How will ePrivacy differ from GDPR in a legal sense? Are the two laws compatible?

The intention of the EU is that the ePrivacy Regulation complements the GDPR and does not enact new data protection rules. The ePrivacy Regulation will therefore act as lex specialis meaning that its rules will override those of the GDPR in case of conflict.

Recital (5) of the draft Regulation explains that ‘The provisions of this Regulation particularise and complement the general rules on the protection of personal data laid down in Regulation (EU) 2016/679 [the GDPR] as regards electronic communications data that qualify as personal data.’

The ePrivacy Regulation draws on Article 7 of the Charter of Fundamental Rights of the EU (“the Charter”) which protects the fundamental right of everyone to the respect for his or her private and family life, home and communications. By contrast, the GDPR is inspired by Article 8(1) of the Charter which provides that everyone has the right to the protection of personal data concerning him or her.

What are the potential legal consequences of non-complying with the ePrivacy regulation?

The remedies and penalties of the ePrivacy Regulation largely reflect those of the GDPR.

Chapter V of the draft Regulation provides that remedies, the right to compensation and liability and the general conditions for imposing administrative fines mirror those of the GDPR.

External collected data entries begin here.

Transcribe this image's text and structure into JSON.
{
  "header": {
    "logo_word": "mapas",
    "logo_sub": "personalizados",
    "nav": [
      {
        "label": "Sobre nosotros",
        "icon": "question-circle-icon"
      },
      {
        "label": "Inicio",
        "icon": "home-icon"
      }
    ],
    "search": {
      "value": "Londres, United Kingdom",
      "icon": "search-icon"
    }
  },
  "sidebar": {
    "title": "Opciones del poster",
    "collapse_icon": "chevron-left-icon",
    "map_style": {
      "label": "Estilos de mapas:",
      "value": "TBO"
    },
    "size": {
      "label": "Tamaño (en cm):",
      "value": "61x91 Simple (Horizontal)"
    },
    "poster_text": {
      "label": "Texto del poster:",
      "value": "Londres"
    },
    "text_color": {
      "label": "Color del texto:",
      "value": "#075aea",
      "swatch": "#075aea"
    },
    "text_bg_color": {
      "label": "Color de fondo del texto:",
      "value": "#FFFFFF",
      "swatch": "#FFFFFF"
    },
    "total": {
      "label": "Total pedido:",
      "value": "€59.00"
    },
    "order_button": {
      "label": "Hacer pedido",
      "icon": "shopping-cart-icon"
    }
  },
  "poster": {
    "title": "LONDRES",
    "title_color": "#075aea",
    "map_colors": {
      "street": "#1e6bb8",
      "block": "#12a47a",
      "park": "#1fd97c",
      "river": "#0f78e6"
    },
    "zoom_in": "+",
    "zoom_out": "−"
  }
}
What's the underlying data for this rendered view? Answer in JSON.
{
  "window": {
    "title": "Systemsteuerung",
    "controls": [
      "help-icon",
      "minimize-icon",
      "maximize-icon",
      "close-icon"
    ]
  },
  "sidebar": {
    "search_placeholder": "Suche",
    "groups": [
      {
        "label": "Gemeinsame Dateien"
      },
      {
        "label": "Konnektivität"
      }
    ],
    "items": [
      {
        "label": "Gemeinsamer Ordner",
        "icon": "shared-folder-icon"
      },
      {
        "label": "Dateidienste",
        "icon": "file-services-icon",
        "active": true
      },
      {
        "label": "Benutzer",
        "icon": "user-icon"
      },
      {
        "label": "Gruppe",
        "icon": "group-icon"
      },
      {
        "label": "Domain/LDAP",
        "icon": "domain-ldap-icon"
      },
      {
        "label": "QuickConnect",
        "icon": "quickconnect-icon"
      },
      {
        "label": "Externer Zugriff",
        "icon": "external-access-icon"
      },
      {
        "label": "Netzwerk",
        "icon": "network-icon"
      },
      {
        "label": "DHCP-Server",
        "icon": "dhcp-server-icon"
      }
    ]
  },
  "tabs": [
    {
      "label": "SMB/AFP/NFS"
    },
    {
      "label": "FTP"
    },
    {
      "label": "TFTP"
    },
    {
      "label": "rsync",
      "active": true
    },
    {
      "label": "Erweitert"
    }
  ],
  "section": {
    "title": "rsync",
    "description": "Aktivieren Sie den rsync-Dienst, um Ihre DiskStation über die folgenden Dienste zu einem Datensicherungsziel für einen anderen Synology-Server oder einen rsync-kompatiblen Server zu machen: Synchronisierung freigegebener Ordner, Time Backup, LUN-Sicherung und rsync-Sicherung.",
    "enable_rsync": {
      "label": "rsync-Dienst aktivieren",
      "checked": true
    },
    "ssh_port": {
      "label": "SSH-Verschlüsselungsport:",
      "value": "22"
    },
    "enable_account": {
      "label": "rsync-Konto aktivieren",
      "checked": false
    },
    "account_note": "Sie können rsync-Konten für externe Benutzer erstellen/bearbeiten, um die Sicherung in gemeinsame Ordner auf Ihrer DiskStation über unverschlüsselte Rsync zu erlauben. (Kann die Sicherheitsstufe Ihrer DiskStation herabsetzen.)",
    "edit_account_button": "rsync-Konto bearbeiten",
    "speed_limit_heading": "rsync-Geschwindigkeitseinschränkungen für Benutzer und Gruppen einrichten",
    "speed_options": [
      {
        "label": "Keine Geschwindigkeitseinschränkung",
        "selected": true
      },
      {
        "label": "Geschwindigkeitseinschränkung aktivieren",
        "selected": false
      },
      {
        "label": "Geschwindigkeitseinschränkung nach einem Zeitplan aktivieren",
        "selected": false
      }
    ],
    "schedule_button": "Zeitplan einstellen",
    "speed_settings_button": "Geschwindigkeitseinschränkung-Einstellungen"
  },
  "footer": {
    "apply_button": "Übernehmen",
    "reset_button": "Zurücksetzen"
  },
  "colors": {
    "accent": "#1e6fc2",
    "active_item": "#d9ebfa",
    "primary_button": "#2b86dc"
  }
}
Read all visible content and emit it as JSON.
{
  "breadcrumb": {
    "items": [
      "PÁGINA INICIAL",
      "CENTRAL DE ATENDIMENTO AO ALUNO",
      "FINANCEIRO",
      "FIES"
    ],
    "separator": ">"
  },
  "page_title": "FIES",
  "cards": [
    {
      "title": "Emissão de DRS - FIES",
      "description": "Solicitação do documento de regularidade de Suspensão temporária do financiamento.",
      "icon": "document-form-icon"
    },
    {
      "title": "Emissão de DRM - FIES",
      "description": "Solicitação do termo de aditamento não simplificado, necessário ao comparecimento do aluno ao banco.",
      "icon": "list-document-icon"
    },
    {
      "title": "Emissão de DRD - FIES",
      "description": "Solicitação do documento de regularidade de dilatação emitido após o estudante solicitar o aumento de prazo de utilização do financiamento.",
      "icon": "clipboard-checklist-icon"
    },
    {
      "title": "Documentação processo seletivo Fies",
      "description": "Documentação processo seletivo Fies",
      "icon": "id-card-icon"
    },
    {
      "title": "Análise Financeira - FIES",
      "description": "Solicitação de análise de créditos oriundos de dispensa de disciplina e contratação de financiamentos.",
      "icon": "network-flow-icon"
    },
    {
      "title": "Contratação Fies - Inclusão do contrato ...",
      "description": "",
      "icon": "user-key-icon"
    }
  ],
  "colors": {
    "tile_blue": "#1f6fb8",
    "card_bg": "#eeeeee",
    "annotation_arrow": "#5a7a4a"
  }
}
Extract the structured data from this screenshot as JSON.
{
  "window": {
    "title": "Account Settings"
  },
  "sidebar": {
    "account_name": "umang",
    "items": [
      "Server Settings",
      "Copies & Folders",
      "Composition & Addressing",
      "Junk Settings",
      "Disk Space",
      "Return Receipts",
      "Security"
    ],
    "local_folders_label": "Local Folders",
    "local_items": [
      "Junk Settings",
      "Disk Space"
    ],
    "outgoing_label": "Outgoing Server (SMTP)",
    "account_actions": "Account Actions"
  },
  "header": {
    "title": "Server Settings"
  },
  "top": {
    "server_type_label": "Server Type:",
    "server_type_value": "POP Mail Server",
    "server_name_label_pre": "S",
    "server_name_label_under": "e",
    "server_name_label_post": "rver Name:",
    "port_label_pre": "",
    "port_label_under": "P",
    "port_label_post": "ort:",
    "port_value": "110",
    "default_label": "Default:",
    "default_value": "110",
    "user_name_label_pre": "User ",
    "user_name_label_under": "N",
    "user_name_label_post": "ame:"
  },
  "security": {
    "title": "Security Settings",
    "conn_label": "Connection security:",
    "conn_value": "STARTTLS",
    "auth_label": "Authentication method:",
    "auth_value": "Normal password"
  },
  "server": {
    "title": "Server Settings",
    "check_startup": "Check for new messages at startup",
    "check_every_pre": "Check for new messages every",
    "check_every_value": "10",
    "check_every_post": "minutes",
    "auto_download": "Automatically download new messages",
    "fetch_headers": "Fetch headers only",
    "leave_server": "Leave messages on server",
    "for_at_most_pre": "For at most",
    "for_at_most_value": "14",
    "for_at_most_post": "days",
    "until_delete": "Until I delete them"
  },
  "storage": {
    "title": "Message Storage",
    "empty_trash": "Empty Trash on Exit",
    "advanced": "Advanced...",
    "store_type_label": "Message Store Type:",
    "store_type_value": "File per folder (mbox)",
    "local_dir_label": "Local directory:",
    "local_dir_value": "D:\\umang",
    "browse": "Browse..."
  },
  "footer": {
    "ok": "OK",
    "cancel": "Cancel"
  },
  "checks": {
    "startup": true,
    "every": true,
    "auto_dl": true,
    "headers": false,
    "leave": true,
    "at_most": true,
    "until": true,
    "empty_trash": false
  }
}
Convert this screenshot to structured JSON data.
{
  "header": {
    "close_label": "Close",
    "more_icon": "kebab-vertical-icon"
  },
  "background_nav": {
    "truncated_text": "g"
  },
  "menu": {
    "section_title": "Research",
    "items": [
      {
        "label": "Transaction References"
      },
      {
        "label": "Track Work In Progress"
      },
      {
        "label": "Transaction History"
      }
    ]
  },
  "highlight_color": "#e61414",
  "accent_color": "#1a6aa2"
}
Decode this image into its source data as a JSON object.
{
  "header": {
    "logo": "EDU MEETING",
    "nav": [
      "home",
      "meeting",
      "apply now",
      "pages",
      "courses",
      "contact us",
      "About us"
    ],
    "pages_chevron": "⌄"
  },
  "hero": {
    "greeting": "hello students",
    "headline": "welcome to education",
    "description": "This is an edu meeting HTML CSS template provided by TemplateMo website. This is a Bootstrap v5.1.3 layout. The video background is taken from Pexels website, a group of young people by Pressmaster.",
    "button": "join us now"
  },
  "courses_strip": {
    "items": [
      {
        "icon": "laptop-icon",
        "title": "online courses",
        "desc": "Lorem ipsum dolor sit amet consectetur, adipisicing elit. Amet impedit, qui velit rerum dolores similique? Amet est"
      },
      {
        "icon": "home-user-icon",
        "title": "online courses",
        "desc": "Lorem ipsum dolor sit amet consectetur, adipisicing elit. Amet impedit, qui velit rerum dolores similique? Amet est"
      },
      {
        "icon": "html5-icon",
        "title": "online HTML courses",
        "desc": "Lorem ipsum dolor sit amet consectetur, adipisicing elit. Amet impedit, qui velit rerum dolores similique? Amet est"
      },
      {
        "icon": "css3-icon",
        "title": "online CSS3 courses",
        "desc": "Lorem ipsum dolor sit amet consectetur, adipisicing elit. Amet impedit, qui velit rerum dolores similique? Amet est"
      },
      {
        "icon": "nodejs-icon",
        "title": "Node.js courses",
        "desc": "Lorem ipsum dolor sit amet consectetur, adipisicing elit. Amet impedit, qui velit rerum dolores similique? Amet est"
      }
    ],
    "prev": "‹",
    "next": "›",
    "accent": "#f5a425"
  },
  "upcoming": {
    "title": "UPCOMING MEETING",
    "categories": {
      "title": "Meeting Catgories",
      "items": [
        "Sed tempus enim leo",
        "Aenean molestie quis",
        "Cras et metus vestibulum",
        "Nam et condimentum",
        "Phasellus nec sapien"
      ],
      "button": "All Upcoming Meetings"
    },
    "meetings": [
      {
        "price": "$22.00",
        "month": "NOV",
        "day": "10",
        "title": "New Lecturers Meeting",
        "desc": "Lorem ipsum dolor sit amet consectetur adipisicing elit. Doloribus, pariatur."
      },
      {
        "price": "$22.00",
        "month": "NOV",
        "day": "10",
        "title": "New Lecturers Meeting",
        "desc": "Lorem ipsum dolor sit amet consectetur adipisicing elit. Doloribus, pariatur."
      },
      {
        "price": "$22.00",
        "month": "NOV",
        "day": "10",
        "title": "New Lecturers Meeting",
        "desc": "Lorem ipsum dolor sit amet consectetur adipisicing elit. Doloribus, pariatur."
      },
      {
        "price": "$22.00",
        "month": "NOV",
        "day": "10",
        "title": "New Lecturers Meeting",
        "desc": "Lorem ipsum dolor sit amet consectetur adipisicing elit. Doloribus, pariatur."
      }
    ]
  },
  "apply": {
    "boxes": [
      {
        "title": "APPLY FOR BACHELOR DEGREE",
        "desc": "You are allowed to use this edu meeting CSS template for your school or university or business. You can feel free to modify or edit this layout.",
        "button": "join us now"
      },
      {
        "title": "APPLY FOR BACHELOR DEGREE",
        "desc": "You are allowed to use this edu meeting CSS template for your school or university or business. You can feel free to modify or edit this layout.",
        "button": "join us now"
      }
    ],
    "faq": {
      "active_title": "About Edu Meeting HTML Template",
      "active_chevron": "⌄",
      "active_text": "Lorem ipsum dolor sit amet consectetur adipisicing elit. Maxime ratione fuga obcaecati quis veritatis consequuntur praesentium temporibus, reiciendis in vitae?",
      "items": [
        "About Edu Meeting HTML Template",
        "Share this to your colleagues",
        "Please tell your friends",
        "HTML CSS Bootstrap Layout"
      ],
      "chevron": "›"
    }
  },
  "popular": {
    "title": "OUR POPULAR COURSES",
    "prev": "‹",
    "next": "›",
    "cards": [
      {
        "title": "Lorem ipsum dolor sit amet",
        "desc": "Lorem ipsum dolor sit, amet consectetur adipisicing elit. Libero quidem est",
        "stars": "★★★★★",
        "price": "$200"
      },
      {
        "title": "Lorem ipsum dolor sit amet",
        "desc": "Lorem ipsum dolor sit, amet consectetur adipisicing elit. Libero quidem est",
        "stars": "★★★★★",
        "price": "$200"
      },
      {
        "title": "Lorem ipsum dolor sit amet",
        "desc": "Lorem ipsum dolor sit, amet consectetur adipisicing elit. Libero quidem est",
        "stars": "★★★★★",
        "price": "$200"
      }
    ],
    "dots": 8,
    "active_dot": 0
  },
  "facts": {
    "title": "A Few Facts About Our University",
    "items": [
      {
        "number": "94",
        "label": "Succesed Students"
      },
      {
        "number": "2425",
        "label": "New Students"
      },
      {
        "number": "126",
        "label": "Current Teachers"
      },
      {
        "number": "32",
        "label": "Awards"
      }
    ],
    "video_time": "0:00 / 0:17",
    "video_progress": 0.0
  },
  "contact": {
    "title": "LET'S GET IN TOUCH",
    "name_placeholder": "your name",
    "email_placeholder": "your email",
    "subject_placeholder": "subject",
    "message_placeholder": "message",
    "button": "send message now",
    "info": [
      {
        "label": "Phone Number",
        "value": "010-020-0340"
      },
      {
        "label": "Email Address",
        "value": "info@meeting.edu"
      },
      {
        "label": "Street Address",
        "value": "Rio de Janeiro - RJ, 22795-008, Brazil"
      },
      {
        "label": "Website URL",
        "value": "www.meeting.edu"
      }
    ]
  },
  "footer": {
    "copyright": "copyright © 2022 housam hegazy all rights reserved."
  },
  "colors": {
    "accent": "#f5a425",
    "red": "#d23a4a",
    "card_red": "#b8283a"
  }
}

For example Article 21 lays down that without any other administrative or judicial remedy, every end-user of electronic communications services shall have the same remedies provided for in Articles 77, 78, and 79 of [the GDPR].

Article 22 provides that any end-user of electronic communications services who has suffered material damage as a result of an infringement of the Regulation shall have the right to receive compensation from the infringer for the damage suffered.  Article 23 applies Chapter VII of the GDPR (the cooperation and consistency mechanism) to infringements and imposes similar levels of fines as under the GDPR].